Well, to be honest I've never actually participated in anything to do with the week, but I do take pride in reading the books. In fact, as a writer I think I would take a certain amount of pride in having people try to ban something I write. It would mean I was saying something.
My high school had a science fiction class, which I took during my junior year. (More than 10 years later, I still think that's cool.) It was an excellent class, and introduced me to many great pieces of literature. But the thing I remember most about that class was something the teacher told us one day: "If you haven't offended someone, you haven't really said anything." I don't believe he was the originator of this quote, but he is the person who introduced it to me, and it had a profound effect on me which has lasted to this day. People get offended by things, but that doesn't mean they aren't worth saying. Sometimes it means they're worth saying even more.
The sad thing is that I don't even remember this teacher's name. I should probably go check out my yearbook--since he had such an impact on me, I owe him that much. Hang on...
It was Mr. Ron Elms. Thank you, Mr. Elms!

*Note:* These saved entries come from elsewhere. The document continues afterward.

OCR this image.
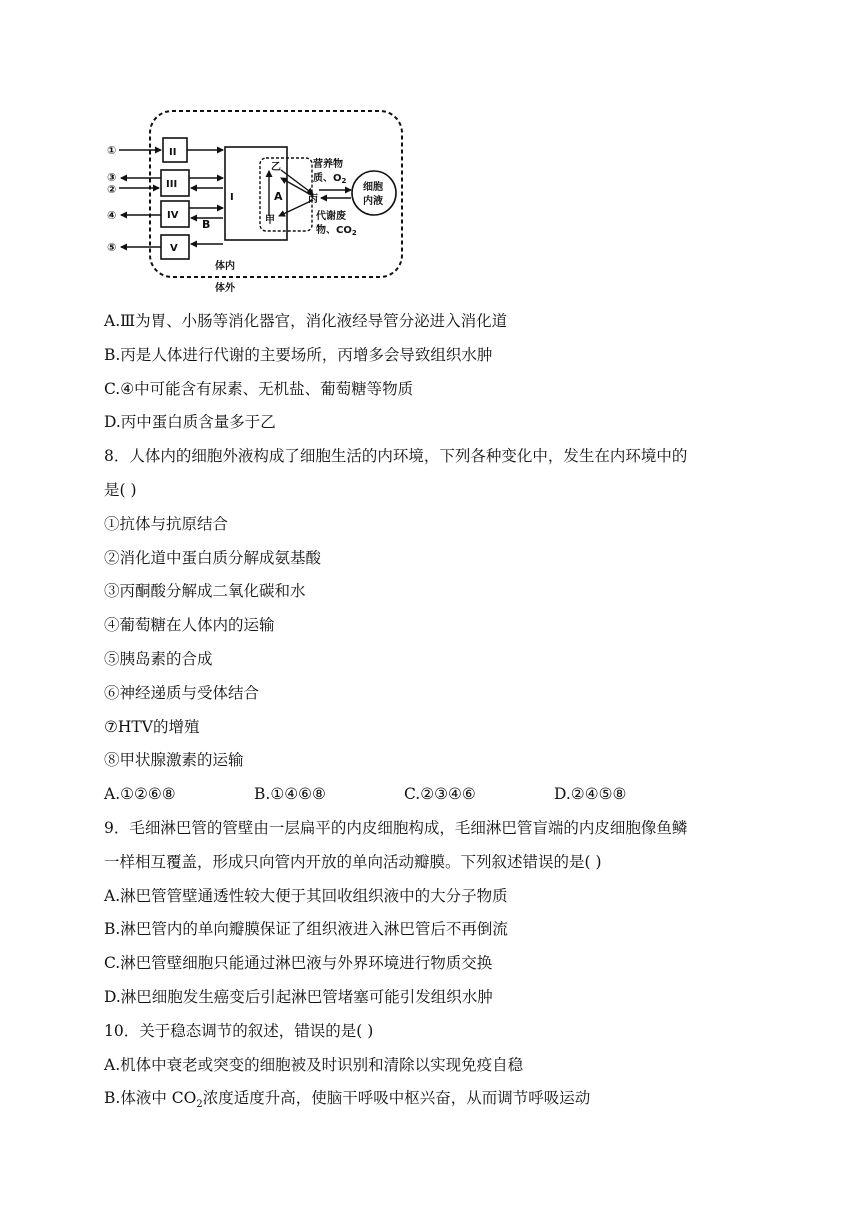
①
③
②
④
⑤
II
III
IV
V
I
B
A
乙
甲
丙
营养物
质、$O_2$
细胞
内液
代谢废
物、$CO_2$
体内
体外
A.Ⅲ为胃、小肠等消化器官，消化液经导管分泌进入消化道
B.丙是人体进行代谢的主要场所，丙增多会导致组织水肿
C.④中可能含有尿素、无机盐、葡萄糖等物质
D.丙中蛋白质含量多于乙
8．人体内的细胞外液构成了细胞生活的内环境，下列各种变化中，发生在内环境中的
是( )
①抗体与抗原结合
②消化道中蛋白质分解成氨基酸
③丙酮酸分解成二氧化碳和水
④葡萄糖在人体内的运输
⑤胰岛素的合成
⑥神经递质与受体结合
⑦HTV的增殖
⑧甲状腺激素的运输
A.①②⑥⑧	B.①④⑥⑧	C.②③④⑥	D.②④⑤⑧
9．毛细淋巴管的管壁由一层扁平的内皮细胞构成，毛细淋巴管盲端的内皮细胞像鱼鳞
一样相互覆盖，形成只向管内开放的单向活动瓣膜。下列叙述错误的是( )
A.淋巴管管壁通透性较大便于其回收组织液中的大分子物质
B.淋巴管内的单向瓣膜保证了组织液进入淋巴管后不再倒流
C.淋巴管壁细胞只能通过淋巴液与外界环境进行物质交换
D.淋巴细胞发生癌变后引起淋巴管堵塞可能引发组织水肿
10．关于稳态调节的叙述，错误的是( )
A.机体中衰老或突变的细胞被及时识别和清除以实现免疫自稳
B.体液中 $CO_2$浓度适度升高，使脑干呼吸中枢兴奋，从而调节呼吸运动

One of my facebook friends posted this article yesterday, about libel lawsuits that kill books far more efficiently than trying to ban them. It's worth reading for any author--and readers as well. It's a good idea to make dramatic changes to anyone living that you don't plan to show in a good light, or so it seems. But isn't that one of the great things about science fiction? You can imagine a horrible outcome to a current event, but place it so far into an exaggerated future that no one can really point fingers. In fact, if you do it right, people from all sides of the political/religious/scientific/whatever spectrum can look at it without taking offense, because if it's good they can claim people of their beliefs would bring it about, and if its bad they can blame it on people who don't agree with them. (George Orwell, anyone?)